I can’t claim the words of wisdom in the title as my own. They come from the financial commentator, businessman, author and investor, Robert Kiyosaki, whose worth is valued at $80m, a fact which probably makes him worth listening to when it comes to financial advice. The full quote is actually ‘It’s not how much money you make, but how much money you keep, how hard it works for you, and how many generations you keep it for.’ While the words are not mine I wholeheartedly agree with them.

Let me take you on a journey to meet your future self. You’re 60 or 65 years old and on the cusp of retirement. You’re looking back on a successful career, a tidy final salary and a working life during which you have bought and done pretty much what you want when you want. That’s all well and good but will you also be congratulating yourself on the size of the pension pot you have been able to accumulate with your generous earnings over the course of your career, or will you be wondering just how to sustain that lifestyle for the next few decades because you have spent all you earned?

Because living luxuriously and acquiring everything your heart desires is all well and good but it doesn’t guarantee your future financial security. To do that you need to live on less than you make and commit to investing the rest.

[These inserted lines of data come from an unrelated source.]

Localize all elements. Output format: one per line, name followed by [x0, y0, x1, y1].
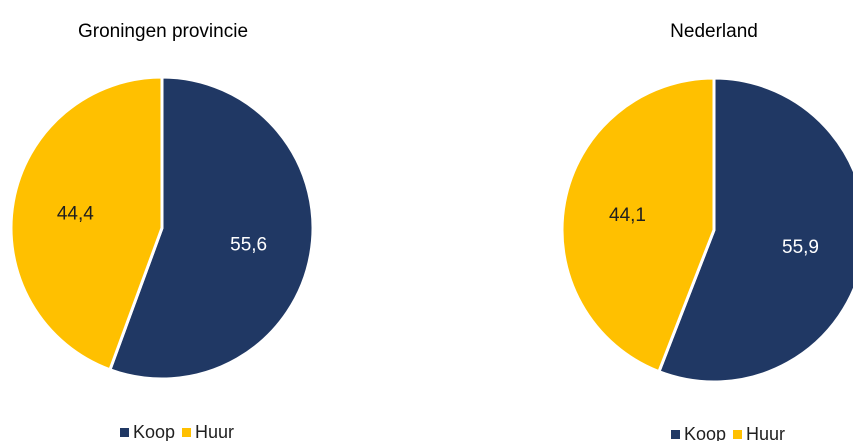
- legend-nederland: Koop Huur: [671, 424, 785, 441]
- legend-swatch-huur: [182, 428, 191, 437]
- pie-slice-huur: [9, 75, 164, 372]
- legend-swatch-koop: [120, 428, 129, 437]
- chart-title-groningen: Groningen provincie: [78, 21, 248, 42]
- legend-label-koop: Koop: [133, 422, 175, 441]
- legend-swatch-koop: [671, 430, 680, 439]
- pie-nederland: 55,9 44,1: [560, 76, 853, 384]
- legend-groningen: Koop Huur: [120, 422, 234, 441]
- chart-nederland: Nederland 55,9 44,1 Koop Huur: [560, 21, 853, 441]
- slice-label-huur: 44,1: [609, 205, 646, 226]
- pie-slice-huur: [560, 76, 716, 374]
- pie-slice-koop: [657, 76, 853, 384]
- legend-label-huur: Huur: [746, 424, 785, 441]
- chart-groningen: Groningen provincie 55,6 44,4 Koop Huur: [9, 21, 315, 441]
- slice-label-koop: 55,6: [230, 234, 267, 255]
- pie-groningen: 55,6 44,4: [9, 75, 315, 381]
- slice-label-huur: 44,4: [57, 204, 94, 225]
- slice-label-koop: 55,9: [782, 237, 819, 258]
- legend-label-koop: Koop: [684, 424, 726, 441]
- legend-label-huur: Huur: [195, 422, 234, 441]
- pie-slice-koop: [108, 75, 315, 381]
- chart-title-nederland: Nederland: [670, 21, 758, 42]
- legend-swatch-huur: [733, 430, 742, 439]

This is a message that is difficult to get across to the young. The benefits of saving are hard to see when you are fit and healthy and retirement is decades away but it is precisely the young who can benefit the most from the magic that is compounding. Compounding is a highly dependable way to make your savings work for you. Here’s a very simple example to show how.

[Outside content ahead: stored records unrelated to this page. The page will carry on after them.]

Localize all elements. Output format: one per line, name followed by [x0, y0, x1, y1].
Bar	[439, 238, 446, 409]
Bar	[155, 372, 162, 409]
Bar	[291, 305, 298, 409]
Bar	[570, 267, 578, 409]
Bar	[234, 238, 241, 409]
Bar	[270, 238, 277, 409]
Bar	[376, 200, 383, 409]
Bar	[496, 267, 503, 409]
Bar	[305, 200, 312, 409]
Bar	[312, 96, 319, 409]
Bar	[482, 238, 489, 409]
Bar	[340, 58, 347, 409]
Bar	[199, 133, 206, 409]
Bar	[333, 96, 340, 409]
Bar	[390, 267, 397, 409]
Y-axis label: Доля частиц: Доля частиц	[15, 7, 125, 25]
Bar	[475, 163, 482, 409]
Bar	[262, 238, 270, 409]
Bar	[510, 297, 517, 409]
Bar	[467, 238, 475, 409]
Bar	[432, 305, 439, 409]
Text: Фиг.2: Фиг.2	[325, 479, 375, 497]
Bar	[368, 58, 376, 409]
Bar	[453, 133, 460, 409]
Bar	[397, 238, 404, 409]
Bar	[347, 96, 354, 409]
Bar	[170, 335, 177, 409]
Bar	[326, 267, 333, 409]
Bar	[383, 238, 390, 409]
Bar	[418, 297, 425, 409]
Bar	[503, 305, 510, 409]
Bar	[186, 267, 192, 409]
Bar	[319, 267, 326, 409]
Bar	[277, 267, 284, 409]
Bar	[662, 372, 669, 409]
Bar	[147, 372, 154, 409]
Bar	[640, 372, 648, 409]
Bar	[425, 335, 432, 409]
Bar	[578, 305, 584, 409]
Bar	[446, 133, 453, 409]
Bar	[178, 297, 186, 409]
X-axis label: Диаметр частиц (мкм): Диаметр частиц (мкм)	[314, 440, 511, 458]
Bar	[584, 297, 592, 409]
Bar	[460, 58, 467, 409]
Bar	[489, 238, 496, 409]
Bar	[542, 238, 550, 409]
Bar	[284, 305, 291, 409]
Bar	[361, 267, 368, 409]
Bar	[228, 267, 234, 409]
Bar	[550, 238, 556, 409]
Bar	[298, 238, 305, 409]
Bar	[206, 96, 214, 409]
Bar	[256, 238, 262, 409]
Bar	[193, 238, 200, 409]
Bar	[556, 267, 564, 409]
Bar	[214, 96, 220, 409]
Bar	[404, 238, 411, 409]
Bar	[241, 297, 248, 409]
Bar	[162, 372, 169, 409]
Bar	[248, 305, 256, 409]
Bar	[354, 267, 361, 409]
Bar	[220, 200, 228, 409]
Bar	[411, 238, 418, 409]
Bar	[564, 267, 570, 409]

You get a bonus of $15,000 and decide to invest it in a savings plan. It earns an average 5% annual return. At the end of year one your $15,000 has earned interest of $750. You reinvest this so that by the end of year two, with interest remaining at 5%, you have not only earned $750 on the initial investment but an additional $37.50 on the interest from year one. That’s essentially free money. While this figure is not in itself life-changing, over a forty year period your $15,000 will grow to just shy of $106,000. Now that is impressive – you’ve made $91,000 with no effort on your part, bar resisting the temptation to spend your accumulating pot of cash!

Of course your pot will grow far more if each month you accumulate additional savings. Even a relatively modest addition of $200 each month will bump your pot to over $400,000 after 40 years. And that is exactly why Albert Einstein called compounding the eighth wonder of the world and why starting to save early is a no brainer.

Many clients claim that they can’t afford to save but you don’t need to start big and there are always small ways that you can cut back on spending in order to be able to save even a little. Cut the gym membership and do exercise that doesn’t cost you anything, have friends for dinner once a month instead of going out, take a packed lunch to work instead of shelling out for a Starbucks sandwich and coffee every day, limit alcohol to the weekends. It’s all about getting into habits which become second nature. Start saving a little each month and build up the amount as your salary increases. Once you start to see your pot accumulating and the benefits of the sacrifices you are making, you will want to save more.

And you can be sure that your future about-to-retire self will thank you for the lovely comfortable retirement that they have to look forward to, not to mention the gratitude from your future generations that Robert Kiyosaki talks about!